[Beego] How to Configure XSRF filtering

Tadashi Shigeoka ·  Tue, July 2, 2019

This article introduces how to configure Cross-Site Request Forgery (XSRF) filtering in Beego.

Beego

Beego Official Documentation XSRF filtering

Following the official documentation XSRF filtering - beego should work without any issues.

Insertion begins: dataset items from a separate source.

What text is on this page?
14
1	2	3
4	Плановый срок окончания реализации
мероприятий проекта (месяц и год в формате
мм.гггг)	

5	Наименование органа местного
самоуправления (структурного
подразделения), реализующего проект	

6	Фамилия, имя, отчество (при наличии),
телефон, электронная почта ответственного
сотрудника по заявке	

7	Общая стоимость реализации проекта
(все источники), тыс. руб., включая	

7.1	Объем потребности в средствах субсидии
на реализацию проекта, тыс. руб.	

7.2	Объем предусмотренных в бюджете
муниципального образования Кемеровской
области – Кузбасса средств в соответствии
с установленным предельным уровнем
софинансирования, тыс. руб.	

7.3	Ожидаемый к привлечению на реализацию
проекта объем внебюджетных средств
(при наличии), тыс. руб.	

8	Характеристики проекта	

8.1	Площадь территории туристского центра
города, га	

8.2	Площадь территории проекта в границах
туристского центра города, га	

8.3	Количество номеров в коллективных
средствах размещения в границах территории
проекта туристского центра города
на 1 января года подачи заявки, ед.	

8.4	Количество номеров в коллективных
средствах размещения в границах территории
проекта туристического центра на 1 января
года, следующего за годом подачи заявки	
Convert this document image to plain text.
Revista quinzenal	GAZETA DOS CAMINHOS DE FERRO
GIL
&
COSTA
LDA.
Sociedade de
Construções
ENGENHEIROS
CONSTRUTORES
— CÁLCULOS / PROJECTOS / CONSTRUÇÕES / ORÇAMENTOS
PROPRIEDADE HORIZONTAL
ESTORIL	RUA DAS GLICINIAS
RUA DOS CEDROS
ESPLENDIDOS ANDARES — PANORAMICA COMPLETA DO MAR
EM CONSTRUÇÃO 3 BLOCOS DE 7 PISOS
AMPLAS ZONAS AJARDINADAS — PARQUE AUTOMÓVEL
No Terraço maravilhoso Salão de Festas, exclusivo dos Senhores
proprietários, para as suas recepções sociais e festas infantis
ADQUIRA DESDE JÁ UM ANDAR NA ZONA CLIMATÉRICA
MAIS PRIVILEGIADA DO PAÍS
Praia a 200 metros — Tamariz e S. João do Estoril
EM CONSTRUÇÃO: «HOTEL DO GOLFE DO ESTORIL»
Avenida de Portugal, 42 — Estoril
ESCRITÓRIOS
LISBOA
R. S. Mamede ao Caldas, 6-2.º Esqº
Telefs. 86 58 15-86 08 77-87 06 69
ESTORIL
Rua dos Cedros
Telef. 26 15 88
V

Beego XSRF filtering Sample Code

EnableXSRF sample codes · Pull Request #1 · codenote-net/beego-sandbox

EnableXSRF = true

conf/app.conf

# XSRF
# https://beego.me/docs/mvc/controller/xsrf.md
EnableXSRF = true
XSRFKey = cgMZA17YOErrEquLO9vqHiU1f7slQJXUCx0GhHGK
XSRFExpire = 3600 # set cookie expire in 3600 seconds, default to 60 seconds if not specified

commits/6b27a25a063bd7cefebd9dcf889fd6d716bc1ffa

CLI verification

$ curl -X POST http://localhost:8080/
2019/07/02 21:32:59.903 [C] [panic.go:522]  the request url is  /
2019/07/02 21:32:59.903 [C] [panic.go:522]  Handler crashed with error '_xsrf' argument missing from POST
2019/07/02 21:32:59.903 [C] [panic.go:522]  /Users/shigeoka/.gvm/gos/go1.12.5/src/runtime/panic.go:522
2019/07/02 21:32:59.903 [C] [panic.go:522]  /Users/shigeoka/.gvm/pkgsets/go1.12.5/global/pkg/mod/github.com/astaxie/[email protected]/context/context.go:88
2019/07/02 21:32:59.903 [C] [panic.go:522]  /Users/shigeoka/.gvm/pkgsets/go1.12.5/global/pkg/mod/github.com/astaxie/[email protected]/context/context.go:172
2019/07/02 21:32:59.903 [C] [panic.go:522]  /Users/shigeoka/.gvm/pkgsets/go1.12.5/global/pkg/mod/github.com/astaxie/[email protected]/controller.go:671
2019/07/02 21:32:59.903 [C] [panic.go:522]  /Users/shigeoka/.gvm/pkgsets/go1.12.5/global/pkg/mod/github.com/astaxie/[email protected]/router.go:824
2019/07/02 21:32:59.903 [C] [panic.go:522]  /Users/shigeoka/.gvm/gos/go1.12.5/src/net/http/server.go:2774
2019/07/02 21:32:59.903 [C] [panic.go:522]  /Users/shigeoka/.gvm/gos/go1.12.5/src/net/http/server.go:1878
2019/07/02 21:32:59.903 [C] [panic.go:522]  /Users/shigeoka/.gvm/gos/go1.12.5/src/runtime/asm_amd64.s:1337
2019/07/02 21:32:59.904 [server.go:3010]  [HTTP] http: superfluous response.WriteHeader call from github.com/astaxie/beego/context.(*Response).WriteHeader (context.go:230)

EnableXSRF = false in Prepare() method

controllers/about.go

func (c *AboutController) Prepare() {
  c.EnableXSRF = false
}

commits/8a14a36c9627f9fddaefe57aff287e457af32fab

CLI verification

$ curl -X POST http://localhost:8080/about
Method Not Allowed
2019/07/02 22:02:19.048 [D] [server.go:2774]  |            ::1| 405 |    259.315µs|   match| POST     /about   r:/about

That’s all from the Gemba on understanding how to configure XSRF countermeasures in Beego.